The market is betting that the Federal Reserve will not raise interest rates again, but gold prices are supported by safe-haven demand, holding above the 1980 level.
Risk appetite increased after the Federal Reserve’s interest rate decision, leading to a strong rally in oil prices, ending a three-day decline. The market is focusing on the non-farm payroll report.
Gold prices continued to rise on Thursday, building on the rebound from the previous day. Spot gold gained 0.15%, closing at $1985.77 per ounce, while December gold futures rose 0.30% to $1993.50 per ounce.
Analysts suggest that declining U.S. Treasury yields, a weaker U.S. dollar, and market expectations that the Federal Reserve won’t raise interest rates further have put pressure on interest-less gold.
However, the ongoing risk of the Israel-Palestine conflict escalation and global economic conditions are supporting the prospect of further gains in safe-haven gold. The market is closely watching the U.S. non-farm payroll report to gain further insights into the Fed’s policy path.
From a technical perspective, gold maintained a narrow consolidation at higher levels.
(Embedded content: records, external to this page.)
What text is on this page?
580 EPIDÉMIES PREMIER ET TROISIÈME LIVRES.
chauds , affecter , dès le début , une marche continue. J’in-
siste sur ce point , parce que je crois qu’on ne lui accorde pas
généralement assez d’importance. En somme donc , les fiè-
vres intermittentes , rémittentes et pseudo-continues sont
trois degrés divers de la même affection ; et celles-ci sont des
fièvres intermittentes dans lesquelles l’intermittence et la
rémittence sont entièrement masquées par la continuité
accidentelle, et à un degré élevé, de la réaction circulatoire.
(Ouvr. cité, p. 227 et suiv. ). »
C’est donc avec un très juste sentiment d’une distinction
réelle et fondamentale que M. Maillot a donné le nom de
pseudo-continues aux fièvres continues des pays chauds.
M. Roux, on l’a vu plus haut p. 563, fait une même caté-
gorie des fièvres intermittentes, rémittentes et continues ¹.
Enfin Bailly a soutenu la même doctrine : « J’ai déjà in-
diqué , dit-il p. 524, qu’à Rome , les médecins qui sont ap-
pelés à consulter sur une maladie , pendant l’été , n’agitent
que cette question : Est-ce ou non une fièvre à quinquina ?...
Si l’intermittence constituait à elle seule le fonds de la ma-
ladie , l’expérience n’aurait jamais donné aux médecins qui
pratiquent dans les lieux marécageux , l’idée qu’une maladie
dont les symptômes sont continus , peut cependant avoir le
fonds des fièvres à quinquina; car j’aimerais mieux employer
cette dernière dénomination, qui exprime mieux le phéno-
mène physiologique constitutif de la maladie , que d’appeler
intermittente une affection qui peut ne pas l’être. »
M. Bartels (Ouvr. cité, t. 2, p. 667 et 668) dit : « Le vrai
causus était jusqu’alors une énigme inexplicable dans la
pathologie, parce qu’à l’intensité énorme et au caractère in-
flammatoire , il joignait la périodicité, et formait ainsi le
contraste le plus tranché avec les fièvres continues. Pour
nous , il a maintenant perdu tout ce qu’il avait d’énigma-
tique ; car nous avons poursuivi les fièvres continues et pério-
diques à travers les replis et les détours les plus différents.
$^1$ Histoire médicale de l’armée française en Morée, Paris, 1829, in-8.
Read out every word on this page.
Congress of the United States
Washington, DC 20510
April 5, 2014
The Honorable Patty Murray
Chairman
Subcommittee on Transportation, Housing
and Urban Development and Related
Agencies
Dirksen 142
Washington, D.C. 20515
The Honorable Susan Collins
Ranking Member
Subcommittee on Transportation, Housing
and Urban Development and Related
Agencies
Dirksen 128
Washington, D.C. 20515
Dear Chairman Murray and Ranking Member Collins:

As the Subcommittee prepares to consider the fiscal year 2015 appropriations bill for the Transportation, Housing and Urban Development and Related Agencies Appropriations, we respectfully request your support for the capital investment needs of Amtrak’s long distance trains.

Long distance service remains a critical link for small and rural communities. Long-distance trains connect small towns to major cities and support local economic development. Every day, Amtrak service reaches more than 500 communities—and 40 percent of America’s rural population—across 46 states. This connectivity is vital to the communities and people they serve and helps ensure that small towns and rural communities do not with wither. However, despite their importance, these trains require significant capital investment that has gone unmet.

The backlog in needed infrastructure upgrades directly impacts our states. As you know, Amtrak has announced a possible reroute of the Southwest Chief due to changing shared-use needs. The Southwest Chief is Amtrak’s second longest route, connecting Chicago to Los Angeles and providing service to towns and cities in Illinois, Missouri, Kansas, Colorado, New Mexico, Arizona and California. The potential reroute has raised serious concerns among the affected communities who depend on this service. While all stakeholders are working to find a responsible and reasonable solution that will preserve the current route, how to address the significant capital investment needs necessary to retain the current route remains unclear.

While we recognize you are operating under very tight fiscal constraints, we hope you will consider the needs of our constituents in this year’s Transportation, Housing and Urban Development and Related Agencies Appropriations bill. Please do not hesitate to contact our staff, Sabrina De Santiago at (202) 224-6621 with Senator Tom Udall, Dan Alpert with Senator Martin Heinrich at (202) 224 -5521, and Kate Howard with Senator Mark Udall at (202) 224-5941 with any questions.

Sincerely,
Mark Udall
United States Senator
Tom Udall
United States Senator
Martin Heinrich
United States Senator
During the Asian-European session, it saw a slight rebound around the $1981 level. In the afternoon, prices rose slowly to the $1985-1988 range and entered a sideways consolidation.
In the late U.S. session, it accelerated to break through the $1990 level but faced resistance, leading to a quick decline. In the early morning, gold continued to test lower levels, breaking through the $1979 support before rebounding and ending the session with a shake.
Today’s short-term trading strategy for gold suggests focusing on short positions during rebounds, with long positions considered on pullbacks.
- Key resistance levels to watch in the short term are around 1998-2003.
- Key support levels to watch in the short term are around 1974-1969.
WTI Crude Oil >>
On the second day after the Federal Reserve maintained its benchmark interest rate, risk appetite returned to the financial markets, causing oil prices to rise above $82 per barrel, breaking a three-day downward trend.
Crude oil futures rose by $2.23 per barrel, or 2.8%, closing at $82.46, while Brent crude oil futures increased by $2.22 per barrel, or 2.6%, closing at $86.85.
Market expectations suggest that the largest oil-exporting nation, Saudi Arabia, will voluntarily extend its production cut deadline to December, with an announcement expected in early November.
Although the increase in crude oil production is lower than expected, as crude oil usage continues to fall below demand, U.S. crude oil reserves are still increasing, dispelling concerns in the energy market about a severe shortage of crude oil supply. The market is closely watching Friday’s U.S. non-farm employment data.
From a technical perspective, oil prices initially rose and then retraced, with a washout after a rebound, consolidating before a downward movement.
The daily chart shows a small bearish candlestick with an upper shadow, which, in combination with the previous day’s resistance and overlapping levels around 83.30-83.50, suggests short-term bearish defense in this area.
Today’s crude oil trading strategy suggests focusing primarily on long positions on pullbacks and considering short positions on high rebounds.
- Key resistance levels to monitor in the short term are around 84.0-84.5.
- Key support levels to monitor in the short term are around 81.5-81.0.